To drop all of the created by biowardrobe-analysis tables from BioWardrobe DB, as long as all of tables from Airflow DB, related to the expeminent to be restarted, update original ForceRun.py with the following commands

# Airflow specific tables
settings.cursor.execute("DROP TABLE IF EXISTS `" + DB[0] + "`.`" + string.replace(UID, "-", "_") + "_f_wtrack`;")
settings.cursor.execute("DROP TABLE IF EXISTS `" + DB[0] + "`.`" + string.replace(UID, "-", "_") + "_upstream_f_wtrack`;")
settings.cursor.execute("DROP TABLE IF EXISTS `" + DB[0] + "`.`" + string.replace(UID, "-", "_") + "_downstream_f_wtrack`;")

# Clean up airflowdb
airflowDB = settings.settings["airflowdb"]
settings.cursor.execute("DELETE FROM `{0}`.`xcom` WHERE dag_id LIKE '%{1}%';".format(airflowDB,UID))
settings.cursor.execute("DELETE FROM `{0}`.`task_instance` WHERE dag_id LIKE '%{1}%';".format(airflowDB,UID))
settings.cursor.execute("DELETE FROM `{0}`.`task_fail` WHERE dag_id LIKE '%{1}%';".format(airflowDB,UID))
settings.cursor.execute("DELETE FROM `{0}`.`sla_miss` WHERE dag_id LIKE '%{1}%';".format(airflowDB,UID))
settings.cursor.execute("DELETE FROM `{0}`.`log` WHERE dag_id LIKE '%{1}%';".format(airflowDB,UID))
settings.cursor.execute("DELETE FROM `{0}`.`job` WHERE dag_id LIKE '%{1}%';".format(airflowDB,UID))
settings.cursor.execute("DELETE FROM `{0}`.`dag_run` WHERE dag_id LIKE '%{1}%';".format(airflowDB,UID))
settings.cursor.execute("DELETE FROM `{0}`.`dag` WHERE dag_id LIKE '%{1}%';".format(airflowDB,UID))
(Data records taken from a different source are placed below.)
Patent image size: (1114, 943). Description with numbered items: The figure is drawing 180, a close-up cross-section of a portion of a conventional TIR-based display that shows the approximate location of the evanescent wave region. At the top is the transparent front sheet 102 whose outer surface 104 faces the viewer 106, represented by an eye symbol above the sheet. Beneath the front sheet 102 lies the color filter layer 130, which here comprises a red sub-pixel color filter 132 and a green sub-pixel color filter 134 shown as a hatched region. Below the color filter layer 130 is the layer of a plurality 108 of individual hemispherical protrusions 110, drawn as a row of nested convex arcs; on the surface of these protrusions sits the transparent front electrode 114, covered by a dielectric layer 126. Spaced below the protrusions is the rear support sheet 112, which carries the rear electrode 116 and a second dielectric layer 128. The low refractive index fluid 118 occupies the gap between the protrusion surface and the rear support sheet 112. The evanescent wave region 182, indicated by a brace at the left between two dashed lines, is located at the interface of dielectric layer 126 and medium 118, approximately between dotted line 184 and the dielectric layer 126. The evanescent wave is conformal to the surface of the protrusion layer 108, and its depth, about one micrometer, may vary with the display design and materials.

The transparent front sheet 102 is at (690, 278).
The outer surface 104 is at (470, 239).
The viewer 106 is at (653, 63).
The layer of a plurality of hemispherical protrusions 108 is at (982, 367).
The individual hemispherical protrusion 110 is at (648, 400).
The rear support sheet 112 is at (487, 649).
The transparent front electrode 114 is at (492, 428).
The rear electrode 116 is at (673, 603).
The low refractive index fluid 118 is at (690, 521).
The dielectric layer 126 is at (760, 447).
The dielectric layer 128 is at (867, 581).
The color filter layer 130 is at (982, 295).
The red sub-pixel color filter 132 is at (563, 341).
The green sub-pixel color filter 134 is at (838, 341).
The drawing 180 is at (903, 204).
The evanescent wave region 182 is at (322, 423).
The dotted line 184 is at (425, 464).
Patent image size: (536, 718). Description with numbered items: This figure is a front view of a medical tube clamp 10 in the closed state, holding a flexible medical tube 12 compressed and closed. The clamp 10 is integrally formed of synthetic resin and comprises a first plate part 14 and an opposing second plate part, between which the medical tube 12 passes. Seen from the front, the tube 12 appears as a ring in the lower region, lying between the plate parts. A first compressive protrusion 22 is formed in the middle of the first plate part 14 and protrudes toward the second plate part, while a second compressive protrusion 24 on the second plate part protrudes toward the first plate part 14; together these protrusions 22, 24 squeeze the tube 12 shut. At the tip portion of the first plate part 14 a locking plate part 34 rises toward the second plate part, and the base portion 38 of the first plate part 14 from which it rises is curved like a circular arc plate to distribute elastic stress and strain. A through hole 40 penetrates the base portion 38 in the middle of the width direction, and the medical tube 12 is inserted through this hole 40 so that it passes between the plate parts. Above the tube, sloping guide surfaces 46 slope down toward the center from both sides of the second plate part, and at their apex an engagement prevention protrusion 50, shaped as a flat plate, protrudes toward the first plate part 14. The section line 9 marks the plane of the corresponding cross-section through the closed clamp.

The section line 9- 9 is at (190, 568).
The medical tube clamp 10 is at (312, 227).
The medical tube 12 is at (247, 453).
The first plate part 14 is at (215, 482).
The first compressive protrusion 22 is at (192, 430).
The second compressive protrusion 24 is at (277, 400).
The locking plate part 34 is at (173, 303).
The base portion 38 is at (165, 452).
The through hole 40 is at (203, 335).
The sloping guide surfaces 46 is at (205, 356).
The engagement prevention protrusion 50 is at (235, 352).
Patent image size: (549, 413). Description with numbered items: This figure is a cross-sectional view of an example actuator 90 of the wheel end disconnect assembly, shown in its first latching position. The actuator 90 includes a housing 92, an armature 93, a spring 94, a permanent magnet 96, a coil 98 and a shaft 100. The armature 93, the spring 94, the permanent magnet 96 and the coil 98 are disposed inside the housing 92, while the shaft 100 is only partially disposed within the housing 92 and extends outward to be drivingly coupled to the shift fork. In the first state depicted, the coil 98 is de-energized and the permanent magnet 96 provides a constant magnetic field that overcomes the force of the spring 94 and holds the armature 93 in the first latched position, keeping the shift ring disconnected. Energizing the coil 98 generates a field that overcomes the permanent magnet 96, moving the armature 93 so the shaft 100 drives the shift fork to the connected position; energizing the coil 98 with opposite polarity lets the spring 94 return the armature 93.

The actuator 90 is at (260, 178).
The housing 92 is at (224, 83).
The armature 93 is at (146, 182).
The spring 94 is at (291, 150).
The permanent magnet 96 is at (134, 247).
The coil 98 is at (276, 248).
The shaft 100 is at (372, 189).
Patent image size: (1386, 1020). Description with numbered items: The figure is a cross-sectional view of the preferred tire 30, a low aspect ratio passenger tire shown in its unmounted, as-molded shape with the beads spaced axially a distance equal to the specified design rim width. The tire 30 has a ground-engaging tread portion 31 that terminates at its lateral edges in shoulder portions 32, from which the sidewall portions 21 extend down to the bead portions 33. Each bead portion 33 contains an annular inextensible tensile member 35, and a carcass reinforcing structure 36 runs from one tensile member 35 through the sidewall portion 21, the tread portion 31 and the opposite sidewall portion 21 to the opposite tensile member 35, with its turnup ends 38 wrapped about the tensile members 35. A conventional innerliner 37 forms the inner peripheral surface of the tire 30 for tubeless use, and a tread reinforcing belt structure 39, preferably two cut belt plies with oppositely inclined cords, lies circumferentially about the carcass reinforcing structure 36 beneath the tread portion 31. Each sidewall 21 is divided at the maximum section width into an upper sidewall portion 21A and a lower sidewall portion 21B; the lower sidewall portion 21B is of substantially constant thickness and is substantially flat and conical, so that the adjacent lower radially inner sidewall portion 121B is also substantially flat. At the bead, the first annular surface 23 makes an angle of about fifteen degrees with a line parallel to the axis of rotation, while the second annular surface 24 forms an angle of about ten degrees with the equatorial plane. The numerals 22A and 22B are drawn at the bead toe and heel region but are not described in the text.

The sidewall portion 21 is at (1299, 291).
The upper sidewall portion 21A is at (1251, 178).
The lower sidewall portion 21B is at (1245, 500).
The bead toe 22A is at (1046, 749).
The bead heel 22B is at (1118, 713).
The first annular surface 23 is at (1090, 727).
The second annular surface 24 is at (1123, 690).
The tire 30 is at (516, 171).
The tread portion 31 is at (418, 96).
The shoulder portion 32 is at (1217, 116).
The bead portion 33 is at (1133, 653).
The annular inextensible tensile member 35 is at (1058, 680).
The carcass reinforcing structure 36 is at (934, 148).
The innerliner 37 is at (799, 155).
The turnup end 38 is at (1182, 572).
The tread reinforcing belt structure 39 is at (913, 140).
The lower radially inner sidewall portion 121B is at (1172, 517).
The location to insert this commands can be checked from updated ForceRun.py

Update crontab job

    # For ChIP-Seq analysis
    */1 * * * *    . ~/.profile && run-dna-cron -c /etc/wardrobe/wardrobe -j /home/biowardrobe/cwl/jobs >> /wardrobe/tmp/RunAirflowDNA.log 2>&1
    # For RNA-Seq analysis
    */1 * * * *    . ~/.profile && run-rna-cron -c /etc/wardrobe/wardrobe -j /home/biowardrobe/cwl/jobs >> /wardrobe/tmp/RunAirflowDNA.log 2>&1

Both the run_dna_cron.py and run_rna_cron.py scripts use BioWardrobe configuration file set as --config/-c argument (/etc/wardrobe/wardrobe by default). This file is used to get access to BioWardrobe DB. Make sure that scripts have read access to this configuration file.